Top Ten Takeaways from Perrin Conference in L.A.

Here, in no particular order, are our Top Ten immediate take-aways from the “Cutting-Edge Issues in Asbestos Litigation Conference” organized by the Perrin Conferences company. The Perrin conferences are different from most legal-issues gatherings because they include several points of view, being attended by plaintiff attorneys, civil defense attorneys and even issue-specific judges.
The two-day conference was held March 17 and 18 at the Beverly Wilshire Hotel in Beverly Hills, California and drew more than 100 attorneys from across the country.
See the list:
10. Lung cancer is a growth area for asbestos litigation. Panelists explained that we should expect from 6,000 to 7,000 new asbestos-related lung cancer cases per year. New York Judge Sherry Klein Heitler, a panelist in the “emerging trends” discussion, said that “… the reality is that we just do not have the money” to deal with the new cases.
9. These lung cases will include smokers, even those with extensive tobacco use histories. One panelist predicted that the expanding case volume and reduced court capacity will likely lead to more consolidation, where multiple cases are handled together.
8. The “Garlock case,” a North Carolina bankruptcy decision, continues to spark discussion. At issue is how courts handle access to bankruptcy trust funds set up to pay asbestos claims. The federal judge in the Garlock case, after weeks of trial, decided that the company’s mesothelioma liability was $125 million, about $1 billion less than the debtors had sought. In effect, the judge said that recent settlements and verdicts did not reflect actual liability, in large part, because evidence of possible other exposures was withheld. As you might expect, opposing sides disagree on the case’s significance. One panelist noted that “ask again in September and we’ll know better what is the impact of Garlock.”

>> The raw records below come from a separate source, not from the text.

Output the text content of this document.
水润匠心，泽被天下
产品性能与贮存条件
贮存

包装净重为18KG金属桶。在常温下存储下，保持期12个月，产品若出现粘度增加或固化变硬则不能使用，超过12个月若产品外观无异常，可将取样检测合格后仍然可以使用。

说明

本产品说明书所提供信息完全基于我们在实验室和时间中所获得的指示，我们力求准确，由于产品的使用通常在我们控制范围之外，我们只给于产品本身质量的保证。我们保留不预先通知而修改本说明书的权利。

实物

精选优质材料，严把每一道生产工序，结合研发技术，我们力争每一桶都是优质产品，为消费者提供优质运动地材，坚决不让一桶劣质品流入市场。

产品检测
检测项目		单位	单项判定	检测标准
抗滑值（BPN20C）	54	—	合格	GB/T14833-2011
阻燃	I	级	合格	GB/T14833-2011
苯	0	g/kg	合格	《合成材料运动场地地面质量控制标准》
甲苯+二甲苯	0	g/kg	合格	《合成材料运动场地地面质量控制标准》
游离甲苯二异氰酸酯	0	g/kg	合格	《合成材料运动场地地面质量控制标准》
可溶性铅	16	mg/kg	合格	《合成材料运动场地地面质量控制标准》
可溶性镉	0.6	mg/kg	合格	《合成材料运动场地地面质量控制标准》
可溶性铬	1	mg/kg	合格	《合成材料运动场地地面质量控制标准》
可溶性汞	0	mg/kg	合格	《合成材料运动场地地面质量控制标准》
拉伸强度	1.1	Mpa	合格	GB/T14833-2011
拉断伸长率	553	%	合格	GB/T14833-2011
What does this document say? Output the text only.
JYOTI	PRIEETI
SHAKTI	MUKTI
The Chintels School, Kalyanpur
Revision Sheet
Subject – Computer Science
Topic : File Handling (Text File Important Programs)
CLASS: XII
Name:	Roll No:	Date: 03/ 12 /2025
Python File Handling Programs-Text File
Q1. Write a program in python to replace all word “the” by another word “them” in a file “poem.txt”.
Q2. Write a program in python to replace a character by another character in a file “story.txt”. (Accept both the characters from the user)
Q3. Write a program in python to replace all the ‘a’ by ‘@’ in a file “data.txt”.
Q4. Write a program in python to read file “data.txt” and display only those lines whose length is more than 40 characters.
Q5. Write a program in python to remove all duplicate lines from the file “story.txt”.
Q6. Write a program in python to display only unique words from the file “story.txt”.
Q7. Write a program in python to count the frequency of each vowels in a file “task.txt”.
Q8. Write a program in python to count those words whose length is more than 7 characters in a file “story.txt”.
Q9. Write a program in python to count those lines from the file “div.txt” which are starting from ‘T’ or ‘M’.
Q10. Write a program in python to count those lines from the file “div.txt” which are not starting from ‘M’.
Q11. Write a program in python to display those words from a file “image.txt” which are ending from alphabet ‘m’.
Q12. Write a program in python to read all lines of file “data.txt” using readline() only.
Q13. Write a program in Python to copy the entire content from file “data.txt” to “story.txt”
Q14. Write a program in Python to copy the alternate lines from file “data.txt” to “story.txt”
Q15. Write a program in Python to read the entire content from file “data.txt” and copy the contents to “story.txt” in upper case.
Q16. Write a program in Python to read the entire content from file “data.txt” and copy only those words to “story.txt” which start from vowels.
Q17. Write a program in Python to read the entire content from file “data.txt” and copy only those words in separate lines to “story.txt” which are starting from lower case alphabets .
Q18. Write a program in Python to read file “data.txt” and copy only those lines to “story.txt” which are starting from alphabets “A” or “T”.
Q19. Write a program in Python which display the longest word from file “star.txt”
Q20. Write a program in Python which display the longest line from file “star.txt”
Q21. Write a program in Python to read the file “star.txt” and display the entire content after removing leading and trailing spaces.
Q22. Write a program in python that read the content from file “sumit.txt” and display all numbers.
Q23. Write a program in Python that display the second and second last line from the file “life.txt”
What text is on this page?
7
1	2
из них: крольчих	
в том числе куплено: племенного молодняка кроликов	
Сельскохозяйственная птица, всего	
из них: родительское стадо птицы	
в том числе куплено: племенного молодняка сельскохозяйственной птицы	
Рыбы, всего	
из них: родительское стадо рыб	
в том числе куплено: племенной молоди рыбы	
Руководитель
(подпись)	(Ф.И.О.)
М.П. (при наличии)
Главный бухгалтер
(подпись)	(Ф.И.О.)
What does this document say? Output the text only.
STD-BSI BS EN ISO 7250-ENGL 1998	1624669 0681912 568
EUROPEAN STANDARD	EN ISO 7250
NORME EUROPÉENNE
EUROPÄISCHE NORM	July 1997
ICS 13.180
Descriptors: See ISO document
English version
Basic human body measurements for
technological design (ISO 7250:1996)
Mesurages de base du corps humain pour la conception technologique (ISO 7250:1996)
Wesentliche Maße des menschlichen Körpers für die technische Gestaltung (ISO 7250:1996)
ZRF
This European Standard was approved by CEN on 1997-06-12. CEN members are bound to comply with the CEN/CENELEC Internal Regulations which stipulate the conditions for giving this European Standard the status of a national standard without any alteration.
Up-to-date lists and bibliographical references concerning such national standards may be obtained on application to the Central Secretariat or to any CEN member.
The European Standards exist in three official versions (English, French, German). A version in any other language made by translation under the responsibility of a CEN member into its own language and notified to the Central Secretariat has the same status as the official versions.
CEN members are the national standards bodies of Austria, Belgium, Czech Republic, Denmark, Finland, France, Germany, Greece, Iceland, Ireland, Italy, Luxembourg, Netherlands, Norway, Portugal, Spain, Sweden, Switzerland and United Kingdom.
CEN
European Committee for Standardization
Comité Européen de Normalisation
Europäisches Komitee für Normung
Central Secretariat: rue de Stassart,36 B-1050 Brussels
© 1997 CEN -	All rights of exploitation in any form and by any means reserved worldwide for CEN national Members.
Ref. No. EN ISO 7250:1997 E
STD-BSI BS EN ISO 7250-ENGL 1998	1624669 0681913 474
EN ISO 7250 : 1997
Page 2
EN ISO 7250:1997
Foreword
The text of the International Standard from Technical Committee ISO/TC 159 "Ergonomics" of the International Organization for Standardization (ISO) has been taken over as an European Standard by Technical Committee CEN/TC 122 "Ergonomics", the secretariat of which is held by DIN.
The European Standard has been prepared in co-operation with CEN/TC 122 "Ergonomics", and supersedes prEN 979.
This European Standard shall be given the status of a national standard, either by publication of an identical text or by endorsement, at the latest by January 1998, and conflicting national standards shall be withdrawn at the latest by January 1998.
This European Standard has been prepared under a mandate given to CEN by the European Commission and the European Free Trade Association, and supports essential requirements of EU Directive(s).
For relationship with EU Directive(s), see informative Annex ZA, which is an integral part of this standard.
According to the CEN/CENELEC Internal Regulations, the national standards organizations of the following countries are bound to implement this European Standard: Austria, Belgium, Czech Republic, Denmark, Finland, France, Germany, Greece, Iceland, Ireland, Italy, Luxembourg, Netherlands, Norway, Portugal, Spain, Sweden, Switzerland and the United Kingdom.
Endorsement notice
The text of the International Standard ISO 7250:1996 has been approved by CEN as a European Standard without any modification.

7. Boy, people are sure angry with Resolute Management, the company handling Berkshire Hathaway’s asbestos liability management. Even their fellow insurance companies complain that the organization is hindering case settlements and plaintiffs’ attorneys are equally miffed. Even some judicial comments were aimed at the group. For some background, see this investigative story by the Scripps news group:
6. Asbestos cases are a capacity issue in part because there’s a lot of them, but in part because they are complex. It was pointed out that an asbestos case takes “twice as much” judicial time and 400 percent more staff time than a “garden variety” civil case. In the case of mesothelioma cases, the trials have priority over other types of cases and can push other trials further down the calendar. It is unclear if the lung cancer cases involving asbestos claims will have a similar impact.
5. For asbestos capacity, California judges offered a tale of two cities. Judge Terri Jackson, asbestos department judge in San Francisco Superior Court, explained that changes in case management have created some capacity and asbestos filings in her court are holding fairly even. That was a sharp contrast to Los Angeles Superior Court Judge Emilie H. Elias, who said filings were up, averaging 30 new cases per month. She quipped that “if Judge Jackson has more room, please file in San Francisco.”
4. There will likely be a trend toward challenging asbestos as the virtually singular cause of mesothelioma. In a medical panel presentation, using slides that seemed fairly jury-ready, a panelist outlined the arguments and several attorneys confirmed that increased “cause” focus is likely.
3. One problem with the influx of asbestos-related lung cancer cases is how to value them for purposes of settlement. The “case value” of most asbestos cases has been determined over decades of litigation. That evaluation becomes more challenging, explained some speakers, because some of the newer cases are being filed by relatively newcomers – there was a strong implication that these “new” firms might not have the same screening process to evaluate how good a case might be. The answer, noted a panelist, is to “try a few of those cases.”
2. Some feel federal courts will have an increased role. Peter Langbord, a veteran of asbestos litigation speaking on the “Jurisdictional Updates” panel, said he thinks “… the federal courts are going to change the face of asbestos litigation.” For one thing, others noted, the federal courts use a good electronic filing system.
1. Especially when it comes to issues like the fallout from Garlock or what the increases in lung cancer filings really mean, the advice to “save the date” for the September Perrin Conference seemed one of few issues to gain consensus approval.